You'll probably need some kind of insurance Jess, for hazard-y stuff.
Well, we already have regular apartment insurance (which covers our personal property, and the inside of the apartment) in addition to the building's overall policy.
What's the difference between a co-op and a condo?
With a condo, you're buying airspace -- you legally own the inside walls of the apartment and everything within it. With a co-op, you're buying shares in a corporation that owns a building, and those shares just happen to be exactly enough to lease yourself an apartment in said building. In practice, you end up "owning" an apartment either way, but from the bank's perspective, if you buy into a co-op, you're not buying property, and so you don't get a mortgage. Instead, you get a loan that acts in every practical way exactly like a mortgage, but the bank doesn't call it one, and legally you're not considered a homeowner (even though you still get all the same tax benefits).

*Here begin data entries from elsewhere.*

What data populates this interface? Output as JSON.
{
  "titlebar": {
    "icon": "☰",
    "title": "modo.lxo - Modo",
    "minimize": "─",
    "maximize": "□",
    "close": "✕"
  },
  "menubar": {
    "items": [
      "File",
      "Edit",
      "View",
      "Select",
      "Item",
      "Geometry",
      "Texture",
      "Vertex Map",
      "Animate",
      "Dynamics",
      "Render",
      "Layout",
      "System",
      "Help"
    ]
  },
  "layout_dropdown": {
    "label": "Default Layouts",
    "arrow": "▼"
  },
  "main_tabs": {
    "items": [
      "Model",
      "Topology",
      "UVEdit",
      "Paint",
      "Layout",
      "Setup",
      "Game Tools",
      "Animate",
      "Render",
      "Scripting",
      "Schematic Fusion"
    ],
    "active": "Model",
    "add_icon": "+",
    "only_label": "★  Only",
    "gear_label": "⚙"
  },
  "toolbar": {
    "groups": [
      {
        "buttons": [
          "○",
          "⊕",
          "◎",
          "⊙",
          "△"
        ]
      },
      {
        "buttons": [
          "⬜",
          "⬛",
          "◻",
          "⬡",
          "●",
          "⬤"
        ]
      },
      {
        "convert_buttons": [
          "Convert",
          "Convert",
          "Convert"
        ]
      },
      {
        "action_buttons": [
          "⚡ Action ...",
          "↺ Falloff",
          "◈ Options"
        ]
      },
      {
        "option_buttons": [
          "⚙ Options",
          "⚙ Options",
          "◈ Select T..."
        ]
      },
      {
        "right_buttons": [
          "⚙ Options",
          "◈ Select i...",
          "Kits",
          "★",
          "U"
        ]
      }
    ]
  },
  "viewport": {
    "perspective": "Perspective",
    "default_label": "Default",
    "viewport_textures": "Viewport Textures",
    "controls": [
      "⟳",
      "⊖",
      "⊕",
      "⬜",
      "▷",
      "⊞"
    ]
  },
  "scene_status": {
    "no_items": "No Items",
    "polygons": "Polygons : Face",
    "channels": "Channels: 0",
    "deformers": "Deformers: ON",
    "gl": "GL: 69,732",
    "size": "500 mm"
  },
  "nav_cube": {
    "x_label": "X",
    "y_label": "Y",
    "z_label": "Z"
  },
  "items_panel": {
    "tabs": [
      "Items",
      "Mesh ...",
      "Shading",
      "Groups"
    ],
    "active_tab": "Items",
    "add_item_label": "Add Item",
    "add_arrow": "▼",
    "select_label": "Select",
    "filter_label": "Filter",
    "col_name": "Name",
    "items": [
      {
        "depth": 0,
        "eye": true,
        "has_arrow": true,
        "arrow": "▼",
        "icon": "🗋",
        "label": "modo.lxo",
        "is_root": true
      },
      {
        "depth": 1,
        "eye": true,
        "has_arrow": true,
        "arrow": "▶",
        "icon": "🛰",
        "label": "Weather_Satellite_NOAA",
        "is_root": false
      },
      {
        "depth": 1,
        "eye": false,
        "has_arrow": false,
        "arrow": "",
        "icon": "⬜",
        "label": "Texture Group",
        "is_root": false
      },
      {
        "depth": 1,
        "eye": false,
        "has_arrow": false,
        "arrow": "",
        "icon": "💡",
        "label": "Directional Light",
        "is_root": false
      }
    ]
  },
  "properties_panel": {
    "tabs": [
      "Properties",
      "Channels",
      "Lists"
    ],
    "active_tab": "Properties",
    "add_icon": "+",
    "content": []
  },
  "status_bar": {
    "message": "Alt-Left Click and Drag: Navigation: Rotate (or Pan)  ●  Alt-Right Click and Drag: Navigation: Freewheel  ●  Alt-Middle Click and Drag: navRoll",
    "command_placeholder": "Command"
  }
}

Huh. I always figured they were the same and that one term was just older. Co-ops came first, right?
I think it's more that condos are more common in some places and co-ops in New York others.
There's may be other financial reasons, but my understanding is that co-ops are set up to basically let the people who live in a building control who lives there, hence the interview that Jess had to have.

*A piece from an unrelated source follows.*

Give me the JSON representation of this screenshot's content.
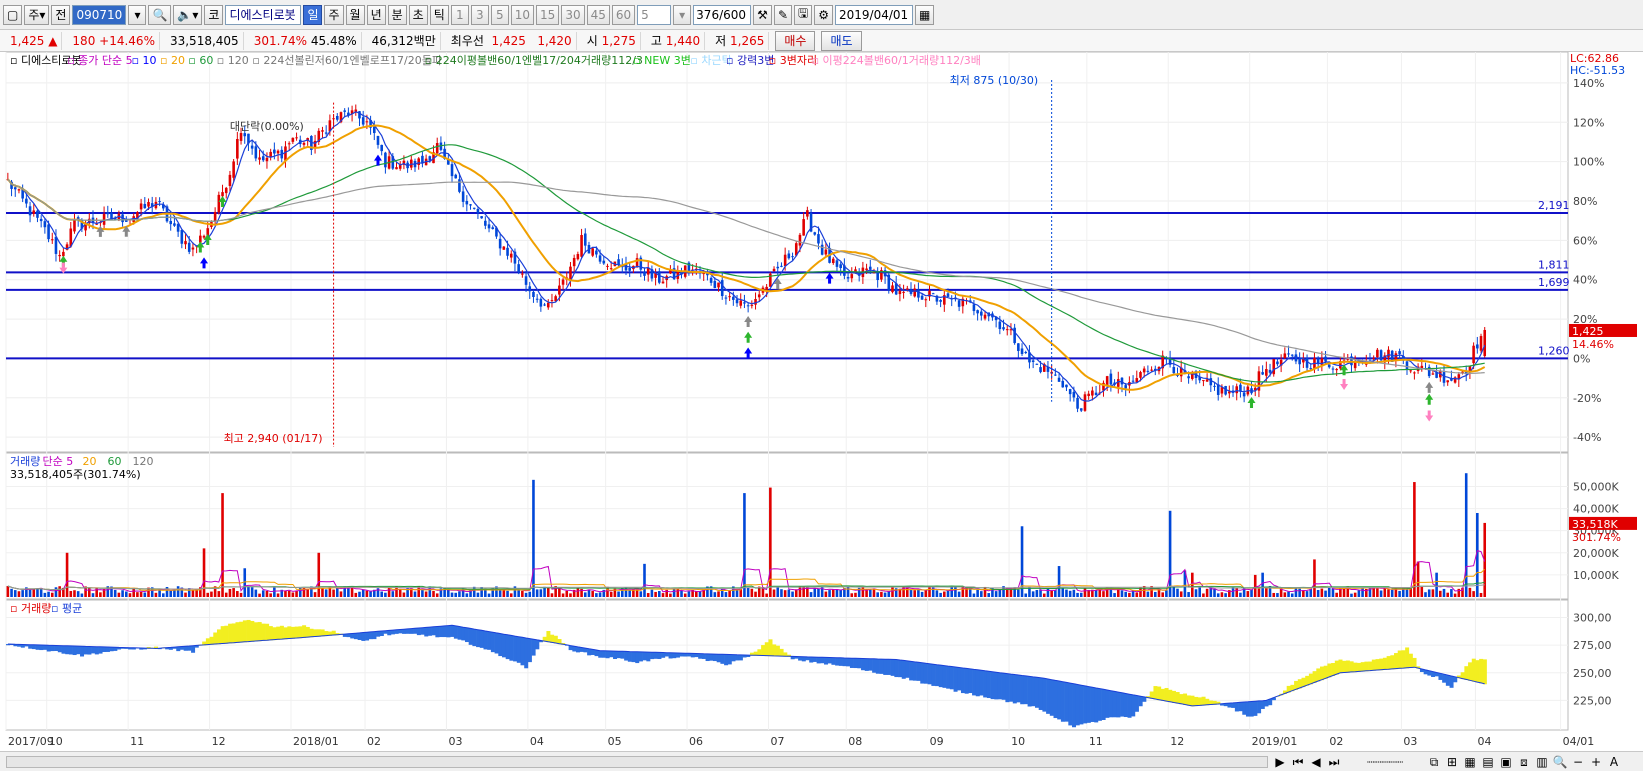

Usually it's around 20% downpayment that cuts out the PMI (though there are programs that you can use that can cut it out without the large downpayment, usually for lower-income first-time homebuyers). It can add just a little or a lot to a house payment, and can sometimes be a barrier to people who have neither enough for a %20 downpayment or the extra hundered a month for the mortgage payment. OTOH, at least it's a way to get a house without the huge downpayment.
I know nothing of co-ops as we don't have many (any?) of those here.
Jessica, thanks for explaining that. I've always been curious, but forget to look it up when I'm near a computer.
Here there is a big fuss over ground rent. You own the structure, but pay rent on the lot. It's usually not much but people can lose their homes over past-due rents that are much, much less than the value of the home (like a few thousand.) And the system is antiquated, so records are really sketchy. It's all fascinating.
I love the assistants on Ugly Betty.
Why am I so cruel to commas? I don't know.
To make me feel less alone when I do the same?
Here there is a big fuss over ground rent. You own the structure, but pay rent on the lot.
Fascinating. Around here, that's something you'd only see with temporary structures (e.g. trailer parks) -- but in that case, there's a development with a clear owner, not scattered individual lots or sketchy old records. In those cases, who generally owns the lot?
(Yes, I'm a dork about all these regional oddities.)
I think it's more that condos are more common in some places and co-ops in New York others.
Heh -- yep, NYC is co-op-land all right. (The book we have on "how to buy condos, co-ops, and townhouses" is all full of paragraphs on why you should avoid co-ops, mostly due to the fact that your bank will have no idea how to deal with one if you don't live on the East Coast. But most older owner-occupied buildings in NYC are co-ops -- if you move into a condo, it's probably a newer building.)
Co-ops came first, right?
I don't know, but given that co-ops outnumber condos in NYC (where most of the country's oldest apartment buildings are), it wouldn't surprise me.